John -oí que decía la mujer-, hemos olvidado tomar nuestras pastillas de
alimentación. Y con un click sacó dos pastillas brillantes de un pequeño
depósito de su cinturón pasándole una a él. Volví a la carretera y me dirigí a Los
Ángeles, sacudiendo la cabeza estremecido.
-Sí, eso es extraño. ¿Intentaste tomar alguna foto? No es que vayan a salir, pero
le añade cierto toque intrigante a tu historia, el no tener fotos resulta...
Luego me rogó que le dejara, aludiendo una cita de madrugada con el Electo.
-¿Con quién?
Los Ángeles fue una mala idea, y estuve allí dos semanas. Era el país primordial
de Downes, allí había muchos fragmentos del Sueño aguardándome para
asaltarme. Casi estrellé el coche en el estrechamiento de una salida, cerca de
Disneylandia, donde la carretera se desplegó, como en un truco de papiroflexia,
y me dejó esquivando siseantes gotas de cromo con aletas de tiburón en una
docena de minicarriles. Todavía peor, Hollywood estaba llena de gente que se
parecía demasiado a la pareja que había visto en Arizona. Contraté a un director
italiano que estaba a punto de irse y que intentaba ganar algo de dinero hasta
que llegara su barco con trabajos de revelado e instalando enlosados en los
bordes de las piscinas. Hizo revelados de todos los negativos que había
acumulado para el trabajo de Downes. No quise echar un vistazo al material. A
Leonardo no pareció importarle y, cuando terminó, comprobé las copias
pasándolas a toda prisa, como si fueran una baraja de naipes, y las mandé por
correo aéreo a Londres. Luego tomé un taxi para ir al cine donde echaban Nazi
Love Motel manteniendo los ojos cerrados durante todo el trayecto.

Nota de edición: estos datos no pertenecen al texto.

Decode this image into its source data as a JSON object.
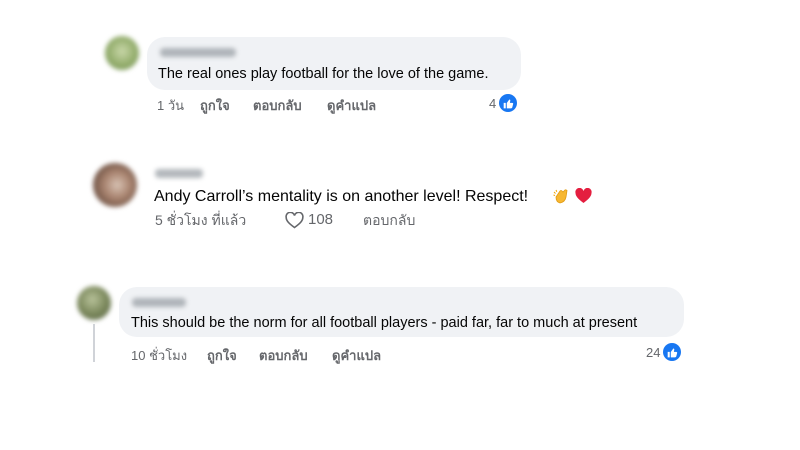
{
  "comments": [
    {
      "author": "Jo Robertson",
      "text": "The real ones play football for the love of the game.",
      "time": "1 วัน",
      "like_action": "ถูกใจ",
      "reply_action": "ตอบกลับ",
      "translate_action": "ดูคำแปล",
      "reaction_count": "4",
      "reaction_icon": "like-icon"
    },
    {
      "author": "Amanda",
      "text": "Andy Carroll’s mentality is on another level! Respect!",
      "time": "5 ชั่วโมง ที่แล้ว",
      "like_count": "108",
      "reply_action": "ตอบกลับ",
      "emojis": [
        "clapping-hands-icon",
        "red-heart-icon"
      ]
    },
    {
      "author": "Alan Mills",
      "text": "This should be the norm for all football players - paid far, far to much at present",
      "time": "10 ชั่วโมง",
      "like_action": "ถูกใจ",
      "reply_action": "ตอบกลับ",
      "translate_action": "ดูคำแปล",
      "reaction_count": "24",
      "reaction_icon": "like-icon"
    }
  ],
  "colors": {
    "bubble": "#f0f2f5",
    "meta_text": "#65676b",
    "like_blue": "#1877f2",
    "heart_red": "#e41e3f"
  }
}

-Qué asco de mundo en el que vivimos, ¿eh? -el quiosquero era un negro
delgado con dientes estropeados y un evidente peluquín. Asentí, rebuscando el
cambio en mis vaqueros, ansioso por encontrar un banco en el parque donde
poderme sumergir en la duras evidencias de la casi distopía humana en la que
vivimos-. Pero podría ser peor, ¿eh?